Michael Jackson (on the other hand) was a child prodigy, a fan favorite of the masses, and the prize of his record label. Michael was the artist you wanted your children to like. Prince was the artist you wanted to keep your daughter and sister away from. And he had no problem with that.

To this point, Michael Jackson and his brothers were opposed to their sister LaToya dating Prince at the onset of his career, during his Dirty Mind days. Michael was vaguely aware of Prince and viewed him as just another freaky musician who liked his sister. Prince was well aware of Michael Jackson's crossover success, and the musical formula he used to achieve it. He would eventually emulate it.


Prince's highly commercial album, 1999 (released in October, 1982), and Michael Jackson's Thriller (released in November of the same year), battled on the music charts. Thriller topped the charts and beat every album in history. Unphased, Prince released Purple Rain in 1984, which successfully transported him to the crossover stardom that eluded him for most of his career, earning him superstar status and a well-deserved place along Michael Jackson as a music industry icon.


When you top a superstar, you assume superstar status.


Prince didn't take comfort with his superstar status; he used it to transcend the music industry and create his own industry; one that merely overlapped with the music business. This emancipation marked his evolution into a different breed of superstar, and the type of artist (and person) that you wouldn't mind your sister dating.


Prince quickly pushed himself into new artistic directions, collaborated with numerous artists in multiple genres, challenged the status quo, revamped his style, music, and recording production, and distanced himself from the type of music industry that he once wanted so desperately to be a part of. The industry needed Prince, more than Prince needed the industry.


He was a true artist who believed that art and commerce don't mix. Prince believed that people connected with each other through art, specifically music, which is why he invited more and more music artists into his once tightly knit inner circle.  It's from this pool of associates that those who perform tributes to him in the future should come. Others can support, but featured artists should be former band members or proteges.
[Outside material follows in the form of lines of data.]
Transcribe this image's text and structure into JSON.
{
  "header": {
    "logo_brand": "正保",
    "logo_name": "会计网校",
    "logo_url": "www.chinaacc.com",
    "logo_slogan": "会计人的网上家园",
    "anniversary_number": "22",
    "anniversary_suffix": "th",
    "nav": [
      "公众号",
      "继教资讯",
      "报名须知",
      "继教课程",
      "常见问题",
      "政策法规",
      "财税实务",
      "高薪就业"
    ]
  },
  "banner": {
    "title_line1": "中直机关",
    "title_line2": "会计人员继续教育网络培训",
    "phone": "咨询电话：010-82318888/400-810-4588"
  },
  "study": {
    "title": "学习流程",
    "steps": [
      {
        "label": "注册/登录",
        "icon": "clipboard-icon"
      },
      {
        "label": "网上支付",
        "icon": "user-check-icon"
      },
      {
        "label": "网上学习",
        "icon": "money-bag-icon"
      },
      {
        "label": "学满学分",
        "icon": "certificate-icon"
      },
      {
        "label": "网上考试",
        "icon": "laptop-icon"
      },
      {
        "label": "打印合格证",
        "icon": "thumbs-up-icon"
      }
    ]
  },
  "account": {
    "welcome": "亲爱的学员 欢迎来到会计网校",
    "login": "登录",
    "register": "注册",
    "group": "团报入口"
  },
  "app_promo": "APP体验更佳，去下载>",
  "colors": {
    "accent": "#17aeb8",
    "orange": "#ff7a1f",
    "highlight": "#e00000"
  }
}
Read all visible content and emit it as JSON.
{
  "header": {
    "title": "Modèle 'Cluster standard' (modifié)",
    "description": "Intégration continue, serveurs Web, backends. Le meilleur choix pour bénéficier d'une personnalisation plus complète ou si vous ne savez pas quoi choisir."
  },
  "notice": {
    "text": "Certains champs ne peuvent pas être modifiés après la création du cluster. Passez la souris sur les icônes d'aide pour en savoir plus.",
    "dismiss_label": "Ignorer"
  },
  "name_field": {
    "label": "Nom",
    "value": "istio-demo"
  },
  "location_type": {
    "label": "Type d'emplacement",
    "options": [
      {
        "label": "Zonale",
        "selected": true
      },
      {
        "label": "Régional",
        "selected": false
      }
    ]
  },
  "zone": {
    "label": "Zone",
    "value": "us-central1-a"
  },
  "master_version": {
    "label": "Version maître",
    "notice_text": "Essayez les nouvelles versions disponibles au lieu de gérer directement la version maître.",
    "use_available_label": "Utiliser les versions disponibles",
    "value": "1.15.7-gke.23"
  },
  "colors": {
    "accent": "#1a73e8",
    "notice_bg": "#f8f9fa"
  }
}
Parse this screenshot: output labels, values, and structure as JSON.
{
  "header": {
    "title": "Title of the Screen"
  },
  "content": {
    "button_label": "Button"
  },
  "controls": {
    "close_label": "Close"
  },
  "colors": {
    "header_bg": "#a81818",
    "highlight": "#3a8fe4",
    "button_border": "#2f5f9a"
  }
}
Real superstars use their light to illuminate others.

If legacy is the new currency, Prince was rich beyond measure. The number of talented artists who have been influenced by Prince, or have indirectly had their skills elevated through their efforts to emulate the standards of his performance, or the mastery of his craft, are innumerable. It's also the reason why Prince invited a whole new generation of music lovers and musicians to party with him during his 21 Night Stand Tour for the seemingly absurd ticket price of $25 dollars. Money was not his objective; it was maintaining his legacy. My memory of this concert in LA is priceless.

Superstars plant seeds for future stars.

Prince donated millions of dollars to schools, shelters and community music programs in Los Angeles, New York, Texas, Wisconsin, Ohio, Chicago, Indiana, Georgia, Iowa, and his native Minneapolis, in addition to his unpublicized humanitarian efforts, and helped  raise copious funds for countless organizations, and various causes, And never mentioned it. That's a super deed, by a generous superstar who didn't merely express that "the children are our future," he put his money where his heart was. As a result, some aspiring musician who can not afford music lessons (or instruments) at a pivotal time in their life when they can most benefit from them, will have an advantage that Prince did not have. They will just need the vision and drive.

The ever increasing galaxy of departed superstars who have made our lives more entertaining and enjoyable is not only shining more brightly now, but has a funky new shade of purple that it never had before. R.I.P. Prince.